Une valse corse gitane submergea dolcissimo les micros connectés. Gros plan sur la lune oblique surplombant les orgues d’Osséja, dans la zone frontalière espagnole, à 1200 kilomètres d’altitude. Plein Sud, bruissement du grand vent. Le musicien s’était extirpé de sa cahute pyrénéenne, dans un coin bancal éloigné de la clinique. Le cul posé sur une chaise à trois pieds, il jouait les premières notes d’un opéra guitare quand la batterie de son téléphone flancha. Denis Campini repris sans public sa méditation musicale inspirée par un chapelet d’assassinats : le professeur Samuel Paty, les trois fidèles de la cathédrale de Nice, les écoliers au Cameroun, les étudiants en Afghanistan. “Douceur de l’amour, douceur de la gentillesse, douceur du sang qui coule de la gorge tranchée”…

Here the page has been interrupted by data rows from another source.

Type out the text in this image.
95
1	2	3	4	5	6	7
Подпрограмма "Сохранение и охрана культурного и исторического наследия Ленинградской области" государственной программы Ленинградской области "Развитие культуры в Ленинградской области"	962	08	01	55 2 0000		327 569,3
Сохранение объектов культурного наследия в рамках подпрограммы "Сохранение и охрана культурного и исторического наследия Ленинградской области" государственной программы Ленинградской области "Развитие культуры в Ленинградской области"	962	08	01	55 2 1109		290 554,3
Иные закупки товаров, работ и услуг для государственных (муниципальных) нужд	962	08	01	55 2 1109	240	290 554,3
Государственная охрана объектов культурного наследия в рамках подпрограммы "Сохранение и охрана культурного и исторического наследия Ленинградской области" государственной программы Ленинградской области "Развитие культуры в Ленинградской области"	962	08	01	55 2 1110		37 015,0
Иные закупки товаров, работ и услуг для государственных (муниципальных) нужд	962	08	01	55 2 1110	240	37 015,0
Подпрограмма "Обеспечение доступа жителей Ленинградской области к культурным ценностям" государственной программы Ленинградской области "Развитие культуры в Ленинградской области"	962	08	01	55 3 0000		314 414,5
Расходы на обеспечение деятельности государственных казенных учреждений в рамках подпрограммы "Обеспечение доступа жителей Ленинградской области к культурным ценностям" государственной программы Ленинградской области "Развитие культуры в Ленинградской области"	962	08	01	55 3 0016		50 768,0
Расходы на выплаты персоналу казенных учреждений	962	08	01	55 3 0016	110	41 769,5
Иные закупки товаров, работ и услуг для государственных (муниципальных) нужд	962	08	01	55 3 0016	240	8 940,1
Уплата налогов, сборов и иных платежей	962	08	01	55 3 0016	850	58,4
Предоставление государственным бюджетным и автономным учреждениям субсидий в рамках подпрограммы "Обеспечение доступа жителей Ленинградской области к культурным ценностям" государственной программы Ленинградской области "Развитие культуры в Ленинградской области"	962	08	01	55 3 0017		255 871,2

Depuis la porte des Hautes-Vosges et sous l’égide de Dionysos de Profondis, la radio associative Gué Mozot enregistrait l’expérience sélène avec les moyens du bord, dans un bricolage artisanal de première nécessité. Maître Dupont Verlémort risqua quelques connexions avec des prénoms prononcés depuis l’Éther, dans un silence sidéral vite enseveli par de grands rires, qu’il enjamba en courtes salves de philosophie de l’absurde. Le troubadour Olivier d’Icarie apparu dans une nouvelle fenêtre. Il eût été peu courtois de ne point lui demander des nouvelles de sa mule, vieillissant comme lui bien tranquillement. De virtuoses improvisations à son piano balayaient l’enfermement. Deux poèmes y prirent leur envol: l’un dédié aux Salon des Sélénites, l’autre à la Saint-André dans ce jour inaugurant l’Avent. En résonance à ce dernier poème de Vincent Decombis, sujet d’antiques divinations, Lili des Lys en Smirnoff raconte Andrzejki dans sa Pologne natale, une tradition similaire.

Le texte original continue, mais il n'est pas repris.